The new law requires abortionists to inform women of “the options and consequences” of stopping a medication-induced abortion and will change state-printed information on abortion to tell women that mifepristone, the first of two drugs taken to end pregnancy, doesn’t always work.
“If you have taken mifepristone but have not yet taken the second drug and have questions regarding the health of your fetus or are questioning your decision to terminate your pregnancy, you should consult a physician immediately,” the new literature will say.
Until published, peer-reviewed scientific research shows evidence for the success of abortion-reversal with progesterone, the pregnancy-sustaining hormone blocked by mifepristone, abortionists won’t have to tell women about that procedure, Mary Taylor, president of Pro-Life Utah, told me. But the law immediately will prevent abortionists from telling women false information about the medical abortion procedure.
“Women are being told in abortion clinics that once they take the first pill they must take the second pill or risk a deformed baby. That’s not true,” Taylor said.
The American Congress of Obstetricians and Gynecologists reported in 2015 that mifepristone doesn’t cause birth defects, and that without the second drug, misoprostol, pregnancy continues in 30-50 percent of cases.
George Delgado, medical director of Culture of Life Family Services and founder of abortionpillreversal.com, has been working to promote abortion reversal procedures that he claims can improve pregnancy success after taking mifepristone by 15 percent.
When Colorado’s legislature was considering an abortion reversal bill in January, Delgado testified that his organization has helped 250 mothers bring their babies to term with its reversal process. Another 100 mothers are still pregnant after the treatment but haven’t yet given birth.
The American Congress of Obstetricians and Gynecologists says current medical evidence for abortion reversal is too limited to be universally accepted by the medical community, but Taylor hopes an as-yet unpublished study she said Delgado produced will change that. The priority should be giving women accurate information about drug-induced abortion, she said.

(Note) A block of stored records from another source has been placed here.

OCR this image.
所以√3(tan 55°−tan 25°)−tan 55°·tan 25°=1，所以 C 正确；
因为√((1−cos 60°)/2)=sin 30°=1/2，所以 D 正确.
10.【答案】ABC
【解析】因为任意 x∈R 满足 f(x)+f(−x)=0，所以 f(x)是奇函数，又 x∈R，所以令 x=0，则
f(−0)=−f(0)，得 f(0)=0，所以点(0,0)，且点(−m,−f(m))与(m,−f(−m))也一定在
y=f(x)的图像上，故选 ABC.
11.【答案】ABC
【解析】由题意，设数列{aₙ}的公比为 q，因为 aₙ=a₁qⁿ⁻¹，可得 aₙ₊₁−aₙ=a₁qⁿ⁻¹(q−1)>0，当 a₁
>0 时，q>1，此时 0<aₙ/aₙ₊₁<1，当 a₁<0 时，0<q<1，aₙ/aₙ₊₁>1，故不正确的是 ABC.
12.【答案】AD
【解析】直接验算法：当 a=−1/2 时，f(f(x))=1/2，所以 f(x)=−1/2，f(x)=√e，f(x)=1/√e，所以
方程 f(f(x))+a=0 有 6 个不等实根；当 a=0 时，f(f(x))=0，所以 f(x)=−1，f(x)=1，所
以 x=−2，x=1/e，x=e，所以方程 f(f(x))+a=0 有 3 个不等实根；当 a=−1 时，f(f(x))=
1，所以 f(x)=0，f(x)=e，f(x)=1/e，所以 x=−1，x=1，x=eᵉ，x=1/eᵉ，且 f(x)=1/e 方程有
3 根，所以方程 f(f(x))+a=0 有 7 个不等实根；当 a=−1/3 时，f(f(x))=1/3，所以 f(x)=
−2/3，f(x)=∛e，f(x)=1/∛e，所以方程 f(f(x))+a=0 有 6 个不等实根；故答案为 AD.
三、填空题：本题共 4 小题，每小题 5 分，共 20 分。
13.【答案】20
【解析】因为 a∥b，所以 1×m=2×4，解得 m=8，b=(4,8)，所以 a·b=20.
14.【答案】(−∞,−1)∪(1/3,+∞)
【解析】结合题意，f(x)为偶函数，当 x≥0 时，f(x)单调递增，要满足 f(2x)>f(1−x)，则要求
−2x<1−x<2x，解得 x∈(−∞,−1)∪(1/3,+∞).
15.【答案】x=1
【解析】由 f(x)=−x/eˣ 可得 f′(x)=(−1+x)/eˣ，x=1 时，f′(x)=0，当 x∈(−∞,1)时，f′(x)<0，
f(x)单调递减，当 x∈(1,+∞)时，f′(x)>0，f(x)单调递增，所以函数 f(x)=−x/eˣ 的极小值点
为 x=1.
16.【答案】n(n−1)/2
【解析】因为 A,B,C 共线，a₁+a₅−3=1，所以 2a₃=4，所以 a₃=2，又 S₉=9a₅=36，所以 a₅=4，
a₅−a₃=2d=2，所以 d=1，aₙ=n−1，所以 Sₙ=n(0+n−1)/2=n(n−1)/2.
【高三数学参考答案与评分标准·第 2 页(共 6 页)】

“It’s already pretty sad that someone would not give a woman that information,” Taylor said. “When women make the choice of an abortion, it’s often under very stressful circumstances, and regret is a very common thing for women to go through. And if someone wants to deny a woman the chance to change her mind on that, I just think that’s cruel.”
Three other states have passed laws to make abortionists inform women of the abortion reversal procedure. Arkansas and South Dakota still have their law on the books, but Arizona repealed its law after a court battle with Planned Parenthood, which argued the law violated First Amendment rights.
Indiana and North Carolina are considering abortion reversal bills, while Colorado’s legislature killed the proposed legislation in January.
Taylor said she doesn’t expect a legal challenge to Utah’s law, since it doesn’t endorse any particular group or procedure: “Informed consent laws tend to hold up pretty well, and that’s what this is.”